Decrypt the series - find number of continuous sequences of integers such that their sum is zero

The following is a programming task.

You are given a sequence of N integers. The task is to find the number of continuous sequences of integers such that their sum is zero.

For example if the sequence is: 2, -2, 6, -6, 8 There are 3 such sequences:

  • '2, -2'
  • '6, -6'
  • '2, -2, 6, -6'

I already have the following program written in PHP that reads the input from STDIN (first line containing the number of integers that follow.) 

<?php

$n = fgets(STDIN) * 1;
$seq = array();

for ($i = 0; $i < $n; $i++) {
    $seq[] = fgets( STDIN ) * 1;
}

$count = 0;
for( $i = 0; $i < $n; $i++)
{
    $number = 0;
    for( $j = $i; $j < $n; $j++)
    {
        $number += $seq[$j];
        if( $number == 0 )
            $count++;
    }
}

echo 'count: ' . $count . PHP_EOL;

Input example

5
2
-2
6
-6
8

This works well for smaller sequences, but its efficiency is O(n^2).

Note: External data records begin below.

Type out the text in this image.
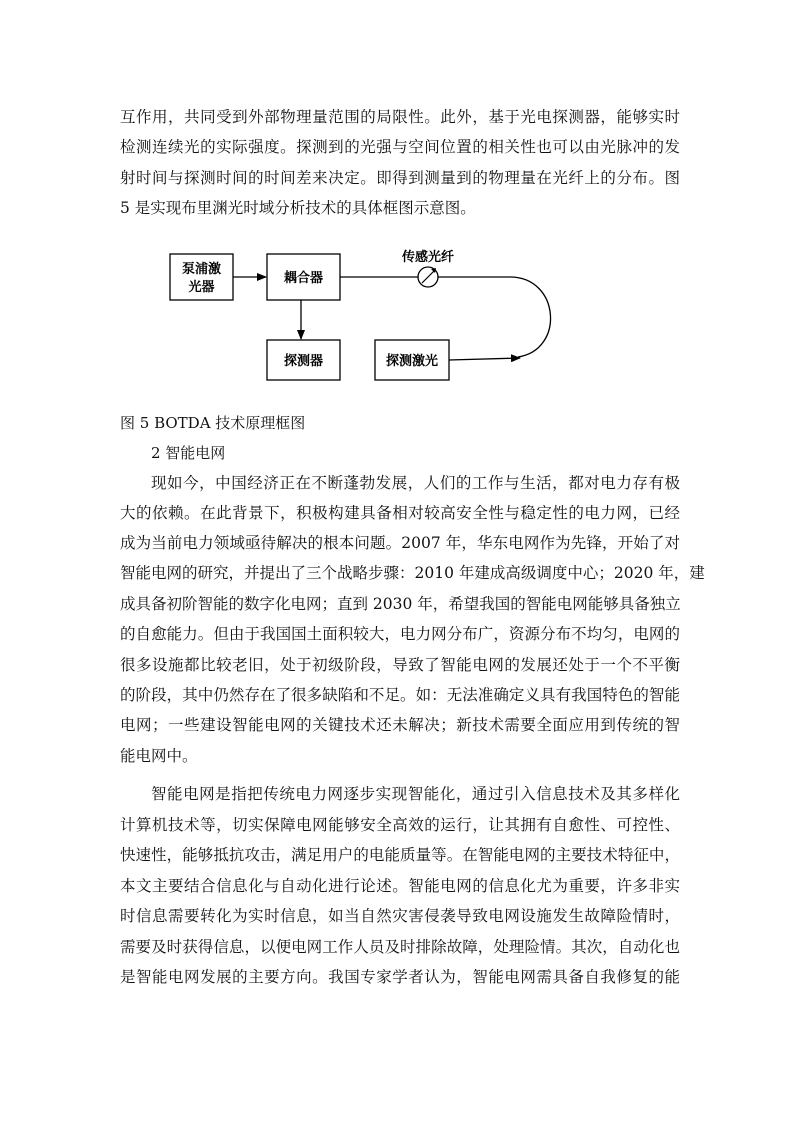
互作用，共同受到外部物理量范围的局限性。此外，基于光电探测器，能够实时
检测连续光的实际强度。探测到的光强与空间位置的相关性也可以由光脉冲的发
射时间与探测时间的时间差来决定。即得到测量到的物理量在光纤上的分布。图
5 是实现布里渊光时域分析技术的具体框图示意图。
泵浦激
光器
耦合器
传感光纤
探测器	探测激光
图 5 BOTDA 技术原理框图
2 智能电网
现如今，中国经济正在不断蓬勃发展，人们的工作与生活，都对电力存有极
大的依赖。在此背景下，积极构建具备相对较高安全性与稳定性的电力网，已经
成为当前电力领域亟待解决的根本问题。2007 年，华东电网作为先锋，开始了对
智能电网的研究，并提出了三个战略步骤：2010 年建成高级调度中心；2020 年，建
成具备初阶智能的数字化电网；直到 2030 年，希望我国的智能电网能够具备独立
的自愈能力。但由于我国国土面积较大，电力网分布广，资源分布不均匀，电网的
很多设施都比较老旧，处于初级阶段，导致了智能电网的发展还处于一个不平衡
的阶段，其中仍然存在了很多缺陷和不足。如：无法准确定义具有我国特色的智能
电网；一些建设智能电网的关键技术还未解决；新技术需要全面应用到传统的智
能电网中。
智能电网是指把传统电力网逐步实现智能化，通过引入信息技术及其多样化
计算机技术等，切实保障电网能够安全高效的运行，让其拥有自愈性、可控性、
快速性，能够抵抗攻击，满足用户的电能质量等。在智能电网的主要技术特征中，
本文主要结合信息化与自动化进行论述。智能电网的信息化尤为重要，许多非实
时信息需要转化为实时信息，如当自然灾害侵袭导致电网设施发生故障险情时，
需要及时获得信息，以便电网工作人员及时排除故障，处理险情。其次，自动化也
是智能电网发展的主要方向。我国专家学者认为，智能电网需具备自我修复的能
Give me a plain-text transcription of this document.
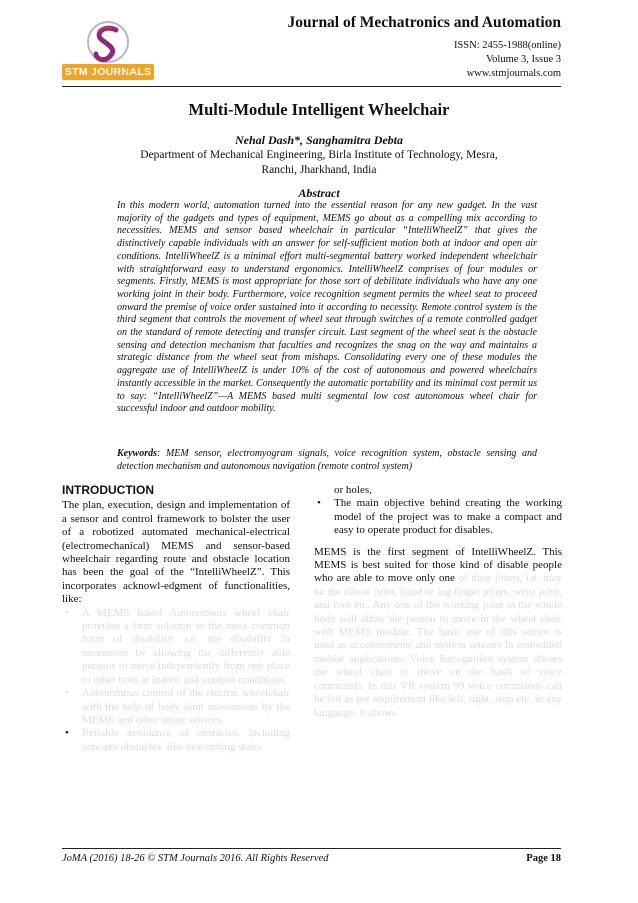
STM JOURNALS
Journal of Mechatronics and Automation
ISSN: 2455-1988(online)
Volume 3, Issue 3
www.stmjournals.com
Multi-Module Intelligent Wheelchair
Nehal Dash*, Sanghamitra Debta
Department of Mechanical Engineering, Birla Institute of Technology, Mesra,
Ranchi, Jharkhand, India
Abstract

In this modern world, automation turned into the essential reason for any new gadget. In the vast majority of the gadgets and types of equipment, MEMS go about as a compelling mix according to necessities. MEMS and sensor based wheelchair in particular “IntelliWheelZ” that gives the distinctively capable individuals with an answer for self-sufficient motion both at indoor and open air conditions. IntelliWheelZ is a minimal effort multi-segmental battery worked independent wheelchair with straightforward easy to understand ergonomics. IntelliWheelZ comprises of four modules or segments. Firstly, MEMS is most appropriate for those sort of debilitate individuals who have any one working joint in their body. Furthermore, voice recognition segment permits the wheel seat to proceed onward the premise of voice order sustained into it according to necessity. Remote control system is the third segment that controls the movement of wheel seat through switches of a remote controlled gadget on the standard of remote detecting and transfer circuit. Last segment of the wheel seat is the obstacle sensing and detection mechanism that faculties and recognizes the snag on the way and maintains a strategic distance from the wheel seat from mishaps. Consolidating every one of these modules the aggregate use of IntelliWheelZ is under 10% of the cost of autonomous and powered wheelchairs instantly accessible in the market. Consequently the automatic portability and its minimal cost permit us to say: “IntelliWheelZ”—A MEMS based multi segmental low cost autonomous wheel chair for successful indoor and outdoor mobility.

Keywords: MEM sensor, electromyogram signals, voice recognition system, obstacle sensing and detection mechanism and autonomous navigation (remote control system)

INTRODUCTION

The plan, execution, design and implementation of a sensor and control framework to bolster the user of a robotized automated mechanical-electrical (electromechanical) MEMS and sensor-based wheelchair regarding route and obstacle location has been the goal of the “IntelliWheelZ”. This incorporates acknowl-edgment of functionalities, like:

• A MEMS based Autonomous wheel chair provides a firm solution to the most common form of disability, i.e. the disability in movement by allowing the differently able persons to move independently from one place to other both at indoor and outdoor conditions.
• Autonomous control of the electric wheelchair with the help of body joint movements by the MEMS and other smart sensors.
• Reliable avoidance of obstacles, including concave obstacles, like descending stairs
or holes,
• The main objective behind creating the working model of the project was to make a compact and easy to operate product for disables.

MEMS is the first segment of IntelliWheelZ. This MEMS is best suited for those kind of disable people who are able to move only one of their joints, i.e. may be the elbow joint, hand or leg finger joints, wrist joint, and foot etc. Any one of the working joint in the whole body will allow the person to move in the wheel chair with MEMS module. The basic use of this sensor is used as accelerometer and motion sensors in embedded mobile applications. Voice Recognition system allows the wheel chair to move on the basis of voice commands. In this VR system 99 voice commands can be fed as per requirement like left, right, stop etc. in any language. It shows

JoMA (2016) 18-26 © STM Journals 2016. All Rights Reserved	Page 18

What algorithm is appropriate - with possibly O(n) efficiency - for a sequence containing 100.000 integers?

Solution

  • Let's assume your data is stored in an array, and let it be arr. Create an array sum, such that:

    sum[i] = arr[0] + arr[1] + ... + arr[i]

    And, in addition a single entry at the beginning with 0 (to handle a subarray that starts at the beginning and sums to zero)

    Now, it is easy to see that for each two indices i,j such that i<j and sum[i]=sum[j], the continuous sequences arr[i+1]+arr[i+2]+...+arr[j] = 0.

    By creating this array sum, you only have left to find how many duplicates are there. This cannot be done in O(n)1 (this is the element distinctness problem), but can be solved in O(nlogn) using sorting and then iterating and counting, which is still very fast for 100,000 entries.

    Note, that if there are for example n duplicates of the number k in the array sum, there are Choose(n,2) = n(n-1)/2 continuous subsequences that are generated for these duplicates.

    Example:

    arr = [1,2,-2,5,6,-6,-5,8]
sum = [0,1,3,1,6,12,6,1,9]
sorted(sum) = [0,1,1,1,3,6,6,9,12]

    There are 3 duplicates of 1 and 2 duplicates of 6, so you have total of:

    Choose(3,2) + Choose(2,2) = 3*2/2 + 2/2 = 3+1 = 4

    Which indeed match the 4 subsequences:

    2,-2
2,-2,5,6,-6,-5
6,-6
5,6,-6,-5

    (1) Without hashing, and then you will decay to O(n^2) worst case, but will benefit from O(n) average case, at the cost of O(n) extra space.